They found her in the Kom el Shoqafa catacombs, standing serenely by the circular staircase with a papyrus scroll in her hand. It was Apollonius’ Conics. She was going to write her commentary on the scroll for her students. She looked down at the potsherds, strewn about her feet.
Those broken shards had been there for centuries; but no one knew how the pots got into the catacombs or why they were smashed. Some speculated that Marcus Antonius brought them after Cleopatra’s suicide.
She was going to trace them by their symbols and give a series of lectures on religious artifacts; that’s why she was really there, systematically cataloguing her finds.
As one of the keepers and scholars of the Alexandrian Library, that would one day be called, One of the Seven Wonders of the Ancient World, she had the right to access such a prominent place, but these monks did not. Four of them, hooded in brown cloth cloaks, stood on the stairs above her.
She saw them but didn’t run. The catacombs were a sort of home to her, lending needed quiet in times of deep thought. She could have easily slipped away and hid in one of the many anterooms, and they never would have found her. She stayed, knowing that the inevitable could not be delayed. Their faces were hidden in the shadows but she knew their minds.
Her thoughts never wandered; such is the equanimity of a scholar, mathematician, and a Platonist philosopher. But in this moment her mind reluctantly strayed as she thought about her daughter, and how this day would change the girl’s destiny, how her fury would wage war on rationale.
Hypatia dropped the scroll, willing to succumb. Fighting the monks would make it harder for her daughter. Fighting them would teach her only child that hate rules the mind, that wrath and emotional frenzy lead the way.
They do not, she thought.
“I will not fight you,” she said to the monks.
One monk ran quickly past her down the stairs, snatching a handful of the broken tiles.

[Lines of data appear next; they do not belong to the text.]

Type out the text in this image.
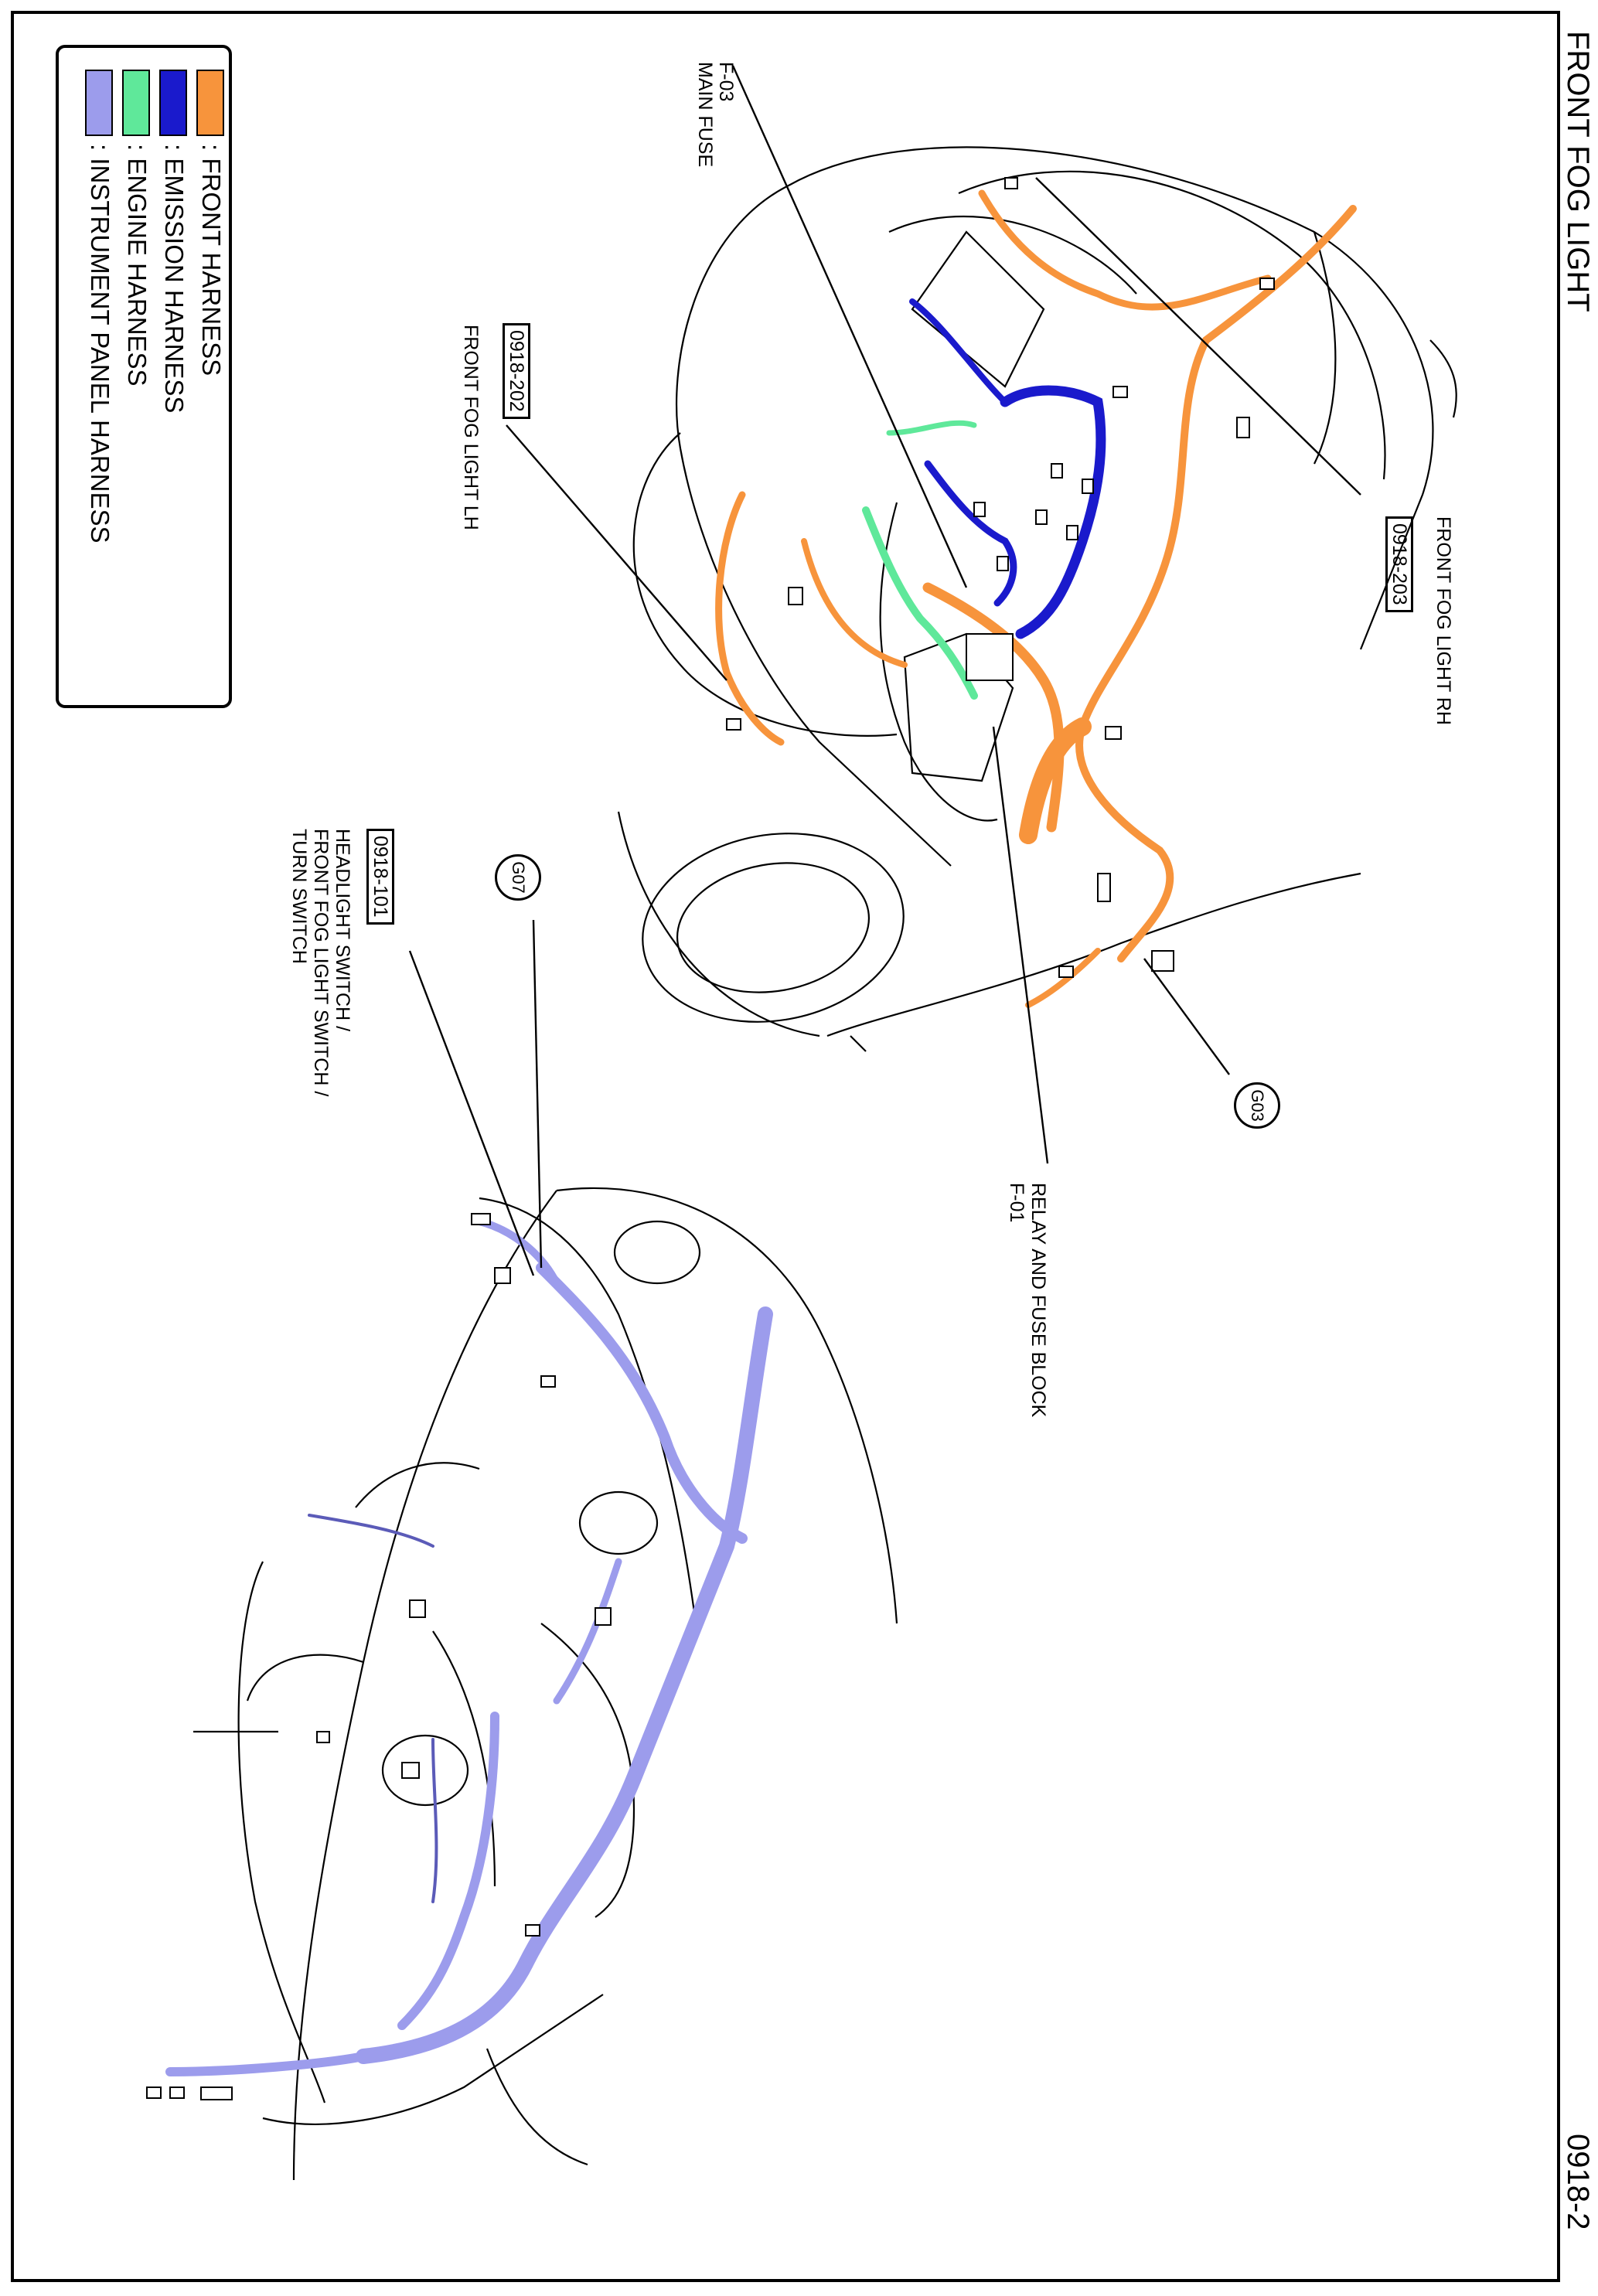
: FRONT HARNESS
: EMISSION HARNESS
: ENGINE HARNESS
: INSTRUMENT PANEL HARNESS	FRONT FOG LIGHT
0918-2
F-03
MAIN FUSE
0918-202
FRONT FOG LIGHT LH
FRONT FOG LIGHT RH
0918-203
G07
G03
0918-101
HEADLIGHT SWITCH /
FRONT FOG LIGHT SWITCH /
TURN SWITCH
RELAY AND FUSE BLOCK
F-01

Another monk, standing just a few steps above her, seized her delicate wrist, yanking her arm upward, causing Hypatia to trip on her white, linen shift.
How many times did she reprimand her daughter for walking barefoot on the streets? And now, looking down to see her naked feet stumbling, she felt a pain in her heart. Morning would come and she would not see it. Her child would be orphaned.
“I will not give you power by resisting,” she said again, climbing the steps to her death.
“There is nothing you can take from me that I haven’t already given freely. The soul is the beginning and the end. All else is transitory.”
At the top of the stairs two monks stood so close to her, that she could feel their hateful breath on the back of her neck. She immediately forgave their ignorance.
Two led the way as they reached the doorway to the street. The monk who had her by the wrist suddenly turned and struck her across the face. Another spat on her, kicking her to the ground, dragging her across the unevenly paved road by her hair.
They descended upon her with the broken tiles, shredding her face and arms. Still, she did not fight them or utter a sound as they beat her. The monks ripped her flesh apart, convinced of their righteousness. They believed they did this thing to save humanity from evil.
The largest of the monks tied her hands to a rope and mounted his dark, agitated horse. The scent of her blood unnerved the beast. The other three monks mounted their animals too, as she lay on the ground quietly praying to the One God who would give her stillness of mind, vanquishing the grief in her heart.
Distant screams rose with the sunrise. Terrified onlookers retreated into their homes. No one dared tried to save her as the monks tore through the streets with Hypatia’s flesh grated into pieces.
Just as Hypatia died, her spirit left her body the way a crane elegantly glides from the Earth, soaring silently to freedom. She blessed her beloved child and sent her the strength to live a life of forgiveness and harmony.
The horrific screams in the street bled into a young woman’s dream, who was sleeping restlessly in her bed. She awoke suddenly and sprang from beneath the covers, running to the terrace balcony. She looked down and past the eucalyptus trees near the gates. A bloodied lump of a thing was being dragged, then dumped, in front of her house. Whatever it was lay motionless on the ground beside her mother’s hibiscus bushes.
The young woman looked up beyond the plaza and saw a hooded monk on horseback. He arrogantly threw his hood back and glared at her with malevolence. He frightened her with his barefaced, fanatical vehemence. His horse reared as he flung the rope to the ground. The other monks joined him and they galloped away, toward the sea, unfettered.
People cautiously gathered near Hypatia. The young woman continued to stare at the bloodied shift, no longer white, trying to understand what it was. Her mind refused to recognize it.
The house servants ran from the house in hysteria to surround what remained of their mistress’ body. It wasn’t until the young woman’s grandfather, Theon, appeared and fell to the ground in agony, did she see.
Her mother, Hypatia of Alexandria, was dead.